Let us have a look at some of the details. Framespotting begins using examples related to the unquestioned presupposition that unlimited and perpetual economic growth is both possible and desirable and shows how, if we zoom out and reveal our frames of reference, we can see that this cannot possibly be true, while at the same time see more clearly how we have been brought to accept that it was something approaching a necessary truth. This general observation segues into a consideration of seven ways in which discourse concerning climate change is framed. These are: 1) the way in which we think of the world as consisting solely of nation states; 2) the way in which governments frame policies on climate change as responses to climate change, a framing which prevents us asking whose fault it is or what can be done to stop it (68); 3) the way in which we are encouraged to focus on the wrong level or wrong aspect of things, for example, the efficiency frame looks at emissions per car but ignores the number of cars and hence the total level of emissions (69); 4) the way in which framing climate change as a technical problem suggests that it doesn't involve us – which can be a distraction or an excuse not to act (70); 5) the way in which ‘green’ is framed as meaning an implausible stone age cave-dwelling type of austerity as the only alternative to modern industrial society (71); 6) the way in which slogans such as ‘doing your bit’ leads to a fixation on individual efforts which distracts us from seeing that there's no policy in place to tackle the problem as a whole (73).
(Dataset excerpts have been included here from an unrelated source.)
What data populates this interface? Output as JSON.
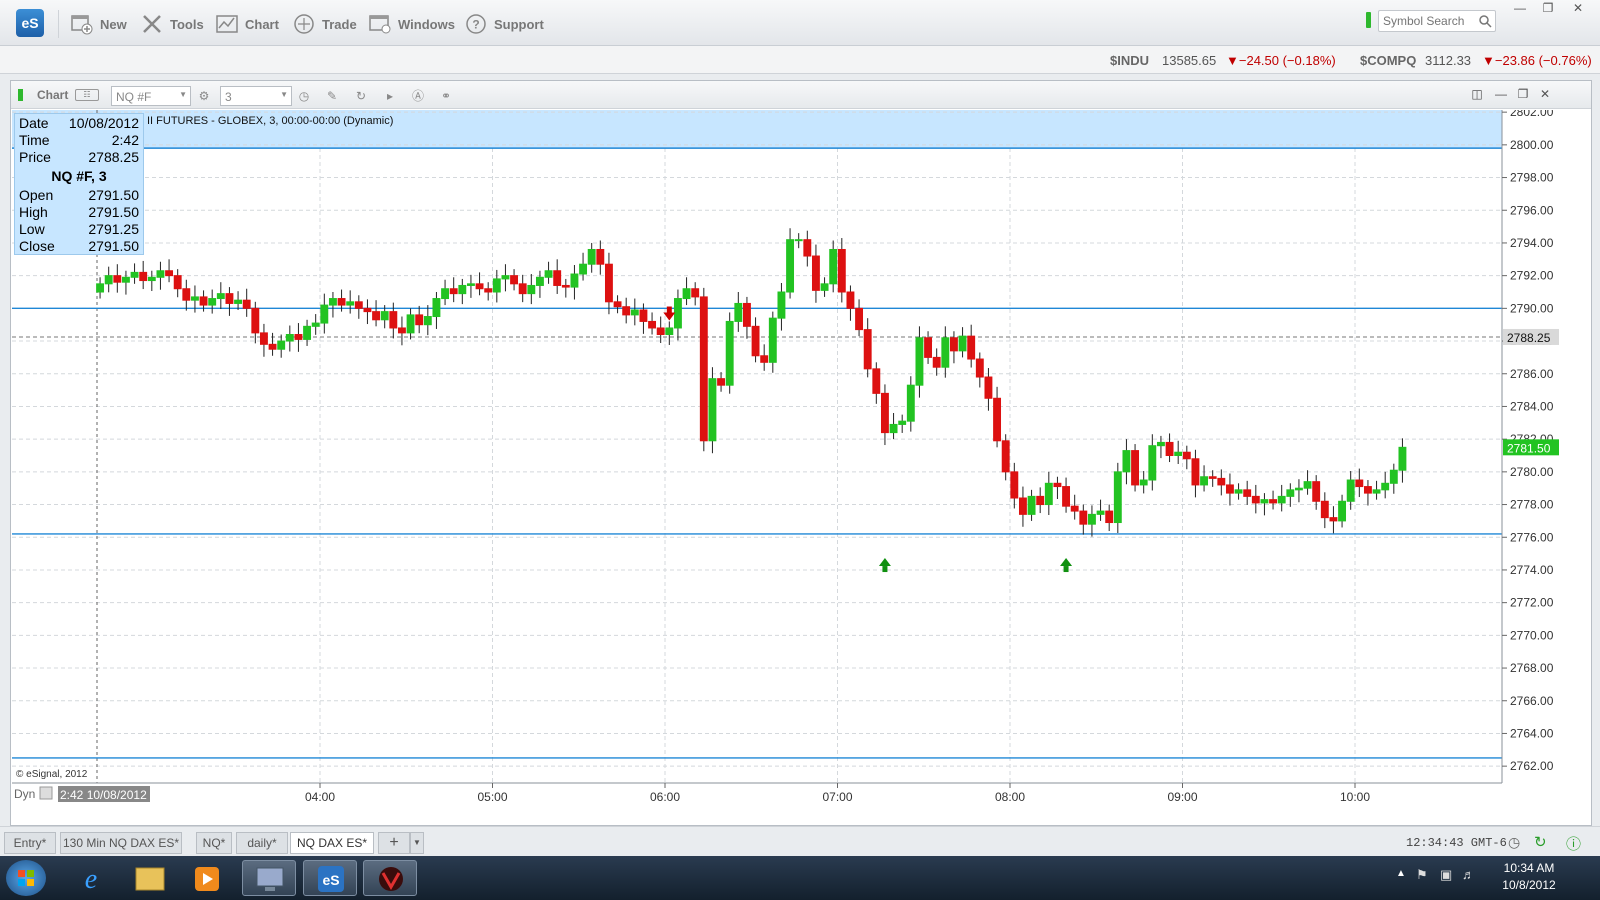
{
  "app": {
    "logo": "eS"
  },
  "toolbar": {
    "items": [
      {
        "label": "New",
        "icon": "new-window-icon"
      },
      {
        "label": "Tools",
        "icon": "tools-icon"
      },
      {
        "label": "Chart",
        "icon": "chart-icon"
      },
      {
        "label": "Trade",
        "icon": "trade-icon"
      },
      {
        "label": "Windows",
        "icon": "windows-icon"
      },
      {
        "label": "Support",
        "icon": "help-icon"
      }
    ],
    "search_placeholder": "Symbol Search"
  },
  "ticker": [
    {
      "symbol": "$INDU",
      "price": "13585.65",
      "change": "▼−24.50 (−0.18%)"
    },
    {
      "symbol": "$COMPQ",
      "price": "3112.33",
      "change": "▼−23.86 (−0.76%)"
    }
  ],
  "chart_window": {
    "title": "Chart",
    "symbol": "NQ #F",
    "interval": "3",
    "header_text": "II FUTURES - GLOBEX, 3, 00:00-00:00 (Dynamic)",
    "copyright": "© eSignal, 2012",
    "cursor_label": "2:42 10/08/2012",
    "dyn_label": "Dyn",
    "price_marker_gray": "2788.25",
    "price_marker_last": "2781.50"
  },
  "info_box": {
    "date_label": "Date",
    "date": "10/08/2012",
    "time_label": "Time",
    "time": "2:42",
    "price_label": "Price",
    "price": "2788.25",
    "series_title": "NQ #F, 3",
    "open_label": "Open",
    "open": "2791.50",
    "high_label": "High",
    "high": "2791.50",
    "low_label": "Low",
    "low": "2791.25",
    "close_label": "Close",
    "close": "2791.50"
  },
  "chart_data": {
    "type": "candlestick",
    "title": "NQ #F, 3",
    "ylim": [
      2761,
      2802
    ],
    "y_ticks": [
      "2762.00",
      "2764.00",
      "2766.00",
      "2768.00",
      "2770.00",
      "2772.00",
      "2774.00",
      "2776.00",
      "2778.00",
      "2780.00",
      "2782.00",
      "2784.00",
      "2786.00",
      "2788.00",
      "2790.00",
      "2792.00",
      "2794.00",
      "2796.00",
      "2798.00",
      "2800.00",
      "2802.00"
    ],
    "x_ticks": [
      {
        "label": "04:00",
        "minutes": 240
      },
      {
        "label": "05:00",
        "minutes": 300
      },
      {
        "label": "06:00",
        "minutes": 360
      },
      {
        "label": "07:00",
        "minutes": 420
      },
      {
        "label": "08:00",
        "minutes": 480
      },
      {
        "label": "09:00",
        "minutes": 540
      },
      {
        "label": "10:00",
        "minutes": 600
      }
    ],
    "x_start_minutes": 162,
    "bar_minutes": 3,
    "horizontal_lines": [
      2799.8,
      2790.0,
      2776.2,
      2762.5
    ],
    "dashed_line": 2788.25,
    "arrows": [
      {
        "dir": "down",
        "bar": 66,
        "price": 2789.5,
        "color": "#cc0000"
      },
      {
        "dir": "up",
        "bar": 91,
        "price": 2774.3,
        "color": "#109010"
      },
      {
        "dir": "up",
        "bar": 112,
        "price": 2774.3,
        "color": "#109010"
      }
    ],
    "ohlc_start": 2791,
    "closes": [
      2791.5,
      2792.0,
      2791.6,
      2791.9,
      2792.2,
      2791.7,
      2791.9,
      2792.3,
      2792.0,
      2791.2,
      2790.5,
      2790.7,
      2790.2,
      2790.6,
      2790.9,
      2790.3,
      2790.5,
      2790.0,
      2788.5,
      2787.8,
      2787.5,
      2788.0,
      2788.4,
      2788.1,
      2788.9,
      2789.1,
      2790.2,
      2790.6,
      2790.2,
      2790.4,
      2790.0,
      2789.8,
      2789.3,
      2789.8,
      2788.8,
      2788.5,
      2789.6,
      2789.0,
      2789.5,
      2790.6,
      2791.2,
      2790.9,
      2791.4,
      2791.5,
      2791.2,
      2791.0,
      2791.8,
      2792.0,
      2791.5,
      2790.9,
      2791.4,
      2791.9,
      2792.3,
      2791.4,
      2791.3,
      2792.1,
      2792.7,
      2793.6,
      2792.7,
      2790.4,
      2790.1,
      2789.6,
      2789.9,
      2789.2,
      2788.8,
      2788.4,
      2788.8,
      2790.6,
      2791.2,
      2790.7,
      2781.9,
      2785.7,
      2785.3,
      2789.2,
      2790.3,
      2788.9,
      2787.1,
      2786.7,
      2789.4,
      2791.0,
      2794.2,
      2794.2,
      2793.2,
      2791.1,
      2791.5,
      2793.6,
      2791.0,
      2790.0,
      2788.7,
      2786.3,
      2784.8,
      2782.4,
      2782.9,
      2783.1,
      2785.3,
      2788.2,
      2787.0,
      2786.4,
      2788.2,
      2787.4,
      2788.3,
      2786.9,
      2785.8,
      2784.5,
      2781.9,
      2780.0,
      2778.4,
      2777.4,
      2778.5,
      2778.0,
      2779.3,
      2779.1,
      2777.9,
      2777.6,
      2776.8,
      2777.4,
      2777.6,
      2776.9,
      2780.0,
      2781.3,
      2779.2,
      2779.5,
      2781.6,
      2781.8,
      2781.0,
      2781.2,
      2780.8,
      2779.2,
      2779.7,
      2779.6,
      2779.2,
      2778.7,
      2778.9,
      2778.5,
      2778.1,
      2778.3,
      2778.1,
      2778.5,
      2778.9,
      2779.0,
      2779.4,
      2778.2,
      2777.2,
      2777.0,
      2778.2,
      2779.5,
      2779.1,
      2778.7,
      2778.9,
      2779.3,
      2780.1,
      2781.5
    ]
  }
}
The seventh frame concerns our understanding of where climate change emissions take place (76) as distinct from the sources of energy which ultimately lead to climate change emissions.
At this point there is a discussion not of cap and trade, but of cap and share. The discussion bears reading carefully, because although on the surface it seems simple and naïve, it is in fact deeper than it appears. The suggestion is that the supply of fossil fuel is limited at source, and that charges be introduced for permits in a system where the total amount of emissions is covered by the number of permits available for sale. It is then suggested that the money raised by this could be repaid to consumers as a carbon cashback covering the increase in fuel prices. One might object that this might lead to no change in behaviour (unlike a well set carbon tax). The answer is that the overall amount of fuel has been capped and we all get an equal share of cashback, so if we use less fuel we benefit, and if we use more we lose out. On this account fossil fuel prices go up but we all benefit. This, which requires merely ‘a few changes in the rules’ (92), seems simple, and apolitical. It is not: there is a quietly radical, political, republican conception of environmental citizenship at work here and I recommend the book to anyone who wishes to help in the act of environmental persuasion.
James Connelly is Professor of Politics in the School of Politics, Philosophy and International Studies at the University of Hull.